Frequently Asked Questions
What's the dotted I problem in Turkish and why should I care?
Turkish has four distinct I characters: İ (dotted uppercase), i (dotted lowercase), I (dotless uppercase), and ı (dotless lowercase). Most fonts and rendering engines default to English behavior where capital I is dotless. In Turkish, "İstanbul" has a dotted İ — rendering it as "Istanbul" with a dotless I is wrong. Confusing these characters changes word meanings entirely. It's the most visible Turkish localization error and Turkish users spot it immediately. Always verify your font and text rendering handles Turkish I characters correctly.
How does Turkish agglutination affect my screenshot layouts?
Turkish builds complex meanings by chaining suffixes, so single words can get very long. "Kullanılamayabileceklerimizdenmişçesine" is a grammatically valid (if extreme) single word. In practice, marketing copy produces moderately long compounds. Plan for 10-20% overall text expansion from English, but design text containers that can handle individual words that are 50-100% longer than their English equivalents. Short, punchy headline copy helps — work with your translator to find concise phrasings.
Is Turkey a big enough market to justify localization?
Turkey has 85+ million people, one of the youngest populations in the Europe/Middle East region, and rapidly growing app spending. English proficiency is significantly lower than Northern Europe, meaning English-only listings miss a large portion of the audience entirely. The market is also less saturated with localized Western apps compared to Germany or France, giving you a competitive advantage if you do localize. The combination of market size, growth rate, and low competition makes Turkish localization a strong ROI play.
Should I use formal or informal Turkish in my screenshots?
Turkish distinguishes between "sen" (informal you) and "siz" (formal you). For most consumer apps, games, and social platforms, use "sen" — it creates warmth and approachability. For finance, business, health, and enterprise apps, use "siz" to convey professionalism and trustworthiness. If you're unsure, "siz" is the safer default since it's respectful without being stiff. Never mix the two in the same screenshot set — inconsistency looks careless.
What about the Turkish lira symbol — is it widely recognized?
The ₺ symbol was introduced in 2012 and is now standard in digital contexts. Use it with Turkish number formatting: 1.234,56 ₺ (periods for thousands, commas for decimals, symbol after the number). Some apps also use "TL" as an abbreviation. Either format is fine, but using $ or euro signs with Turkish text immediately signals a lazy localization that just translated the words without adapting the details.
How does vowel harmony affect translation quality?

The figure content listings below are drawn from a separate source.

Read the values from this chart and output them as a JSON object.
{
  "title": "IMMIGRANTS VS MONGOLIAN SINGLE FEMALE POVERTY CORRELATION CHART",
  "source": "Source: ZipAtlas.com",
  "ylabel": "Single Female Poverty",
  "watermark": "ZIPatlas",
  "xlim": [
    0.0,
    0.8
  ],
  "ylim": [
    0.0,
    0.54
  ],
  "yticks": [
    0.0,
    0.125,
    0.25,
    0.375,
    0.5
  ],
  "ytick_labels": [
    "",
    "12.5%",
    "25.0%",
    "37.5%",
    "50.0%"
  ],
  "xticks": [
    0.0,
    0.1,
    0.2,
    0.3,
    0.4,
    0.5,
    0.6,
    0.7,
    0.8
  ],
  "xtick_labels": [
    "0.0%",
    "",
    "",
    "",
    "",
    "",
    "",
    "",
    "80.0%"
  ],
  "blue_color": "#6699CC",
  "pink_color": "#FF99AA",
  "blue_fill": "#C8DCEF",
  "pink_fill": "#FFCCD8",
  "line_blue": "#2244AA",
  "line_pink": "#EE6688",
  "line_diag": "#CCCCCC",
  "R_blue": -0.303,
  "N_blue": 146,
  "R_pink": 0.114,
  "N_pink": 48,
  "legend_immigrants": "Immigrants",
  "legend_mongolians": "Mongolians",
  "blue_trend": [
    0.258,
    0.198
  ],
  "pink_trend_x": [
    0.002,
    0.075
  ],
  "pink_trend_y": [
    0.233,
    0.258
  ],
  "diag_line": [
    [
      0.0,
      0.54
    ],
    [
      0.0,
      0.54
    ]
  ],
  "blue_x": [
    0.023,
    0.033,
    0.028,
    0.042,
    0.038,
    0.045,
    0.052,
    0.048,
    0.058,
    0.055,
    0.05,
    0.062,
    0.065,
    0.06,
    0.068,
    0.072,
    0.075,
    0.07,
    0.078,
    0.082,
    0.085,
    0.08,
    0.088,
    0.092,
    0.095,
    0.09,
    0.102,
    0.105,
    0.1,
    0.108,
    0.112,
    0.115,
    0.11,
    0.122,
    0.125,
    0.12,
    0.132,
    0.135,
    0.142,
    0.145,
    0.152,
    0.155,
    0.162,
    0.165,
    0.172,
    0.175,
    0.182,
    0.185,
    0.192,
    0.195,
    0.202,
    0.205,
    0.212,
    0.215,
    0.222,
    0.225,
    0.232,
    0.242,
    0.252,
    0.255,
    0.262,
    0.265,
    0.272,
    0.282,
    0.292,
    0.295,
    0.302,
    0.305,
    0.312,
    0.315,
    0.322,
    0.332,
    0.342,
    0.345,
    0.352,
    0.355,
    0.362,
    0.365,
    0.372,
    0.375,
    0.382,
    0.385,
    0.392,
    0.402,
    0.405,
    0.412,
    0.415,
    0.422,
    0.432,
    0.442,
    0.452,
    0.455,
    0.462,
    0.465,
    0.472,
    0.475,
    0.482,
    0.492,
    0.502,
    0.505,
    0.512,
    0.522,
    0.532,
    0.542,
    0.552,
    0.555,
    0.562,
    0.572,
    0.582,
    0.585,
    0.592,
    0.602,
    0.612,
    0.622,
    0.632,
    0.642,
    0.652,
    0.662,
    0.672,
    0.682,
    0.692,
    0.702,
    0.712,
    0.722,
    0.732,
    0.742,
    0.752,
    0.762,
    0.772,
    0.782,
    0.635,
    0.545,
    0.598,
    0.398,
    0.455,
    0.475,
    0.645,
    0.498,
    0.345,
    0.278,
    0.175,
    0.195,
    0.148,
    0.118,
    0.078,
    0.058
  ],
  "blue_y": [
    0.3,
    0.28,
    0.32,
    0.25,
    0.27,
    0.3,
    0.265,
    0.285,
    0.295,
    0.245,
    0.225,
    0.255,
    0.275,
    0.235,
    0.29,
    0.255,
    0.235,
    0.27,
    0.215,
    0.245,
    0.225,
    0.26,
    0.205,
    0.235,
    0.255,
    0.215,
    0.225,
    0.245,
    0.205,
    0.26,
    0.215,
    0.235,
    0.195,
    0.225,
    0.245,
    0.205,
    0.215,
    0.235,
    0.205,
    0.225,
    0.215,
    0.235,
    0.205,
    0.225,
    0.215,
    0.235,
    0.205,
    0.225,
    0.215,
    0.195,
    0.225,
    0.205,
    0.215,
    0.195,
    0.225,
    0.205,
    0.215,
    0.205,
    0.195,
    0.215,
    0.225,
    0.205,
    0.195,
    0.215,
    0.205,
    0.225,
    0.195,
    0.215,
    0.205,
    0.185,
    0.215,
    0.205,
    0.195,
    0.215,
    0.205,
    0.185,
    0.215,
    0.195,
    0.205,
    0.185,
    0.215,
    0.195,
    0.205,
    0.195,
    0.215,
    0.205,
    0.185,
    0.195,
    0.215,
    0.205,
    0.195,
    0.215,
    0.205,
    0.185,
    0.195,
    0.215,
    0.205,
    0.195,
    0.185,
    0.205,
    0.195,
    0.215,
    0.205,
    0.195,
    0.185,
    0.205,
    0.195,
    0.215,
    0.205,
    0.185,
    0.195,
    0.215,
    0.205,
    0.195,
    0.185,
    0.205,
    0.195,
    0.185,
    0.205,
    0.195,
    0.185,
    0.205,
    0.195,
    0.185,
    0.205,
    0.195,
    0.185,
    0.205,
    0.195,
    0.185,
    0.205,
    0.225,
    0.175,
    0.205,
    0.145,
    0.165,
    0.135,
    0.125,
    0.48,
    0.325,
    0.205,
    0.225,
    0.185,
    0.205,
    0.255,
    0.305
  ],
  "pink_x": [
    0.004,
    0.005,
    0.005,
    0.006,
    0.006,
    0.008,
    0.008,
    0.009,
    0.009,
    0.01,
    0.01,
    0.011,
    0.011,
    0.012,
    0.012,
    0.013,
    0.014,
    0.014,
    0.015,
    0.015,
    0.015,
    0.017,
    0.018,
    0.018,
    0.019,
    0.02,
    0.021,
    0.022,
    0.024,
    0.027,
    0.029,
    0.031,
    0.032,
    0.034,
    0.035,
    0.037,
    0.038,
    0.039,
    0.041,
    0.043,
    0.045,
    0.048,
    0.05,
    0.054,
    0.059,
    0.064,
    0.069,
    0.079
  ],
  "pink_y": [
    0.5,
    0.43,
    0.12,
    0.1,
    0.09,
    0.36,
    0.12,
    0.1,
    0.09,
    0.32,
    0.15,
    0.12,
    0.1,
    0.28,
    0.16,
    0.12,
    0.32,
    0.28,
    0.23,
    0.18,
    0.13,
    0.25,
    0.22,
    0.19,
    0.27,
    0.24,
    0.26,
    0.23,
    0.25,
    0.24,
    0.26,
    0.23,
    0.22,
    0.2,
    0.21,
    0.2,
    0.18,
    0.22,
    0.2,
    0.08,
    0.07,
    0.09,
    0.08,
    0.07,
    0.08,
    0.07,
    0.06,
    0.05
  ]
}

Vowel harmony is a core rule in Turkish where suffix vowels must match the vowel pattern of the root word. Breaking vowel harmony is like breaking subject-verb agreement in English — it's immediately wrong to any native speaker and is a hallmark of bad machine translation. Any decent Turkish localization must get vowel harmony right. This isn't something you can manually check unless you speak Turkish — you need a translation tool or service that genuinely understands Turkish grammar, not one that pattern-matches from a dictionary.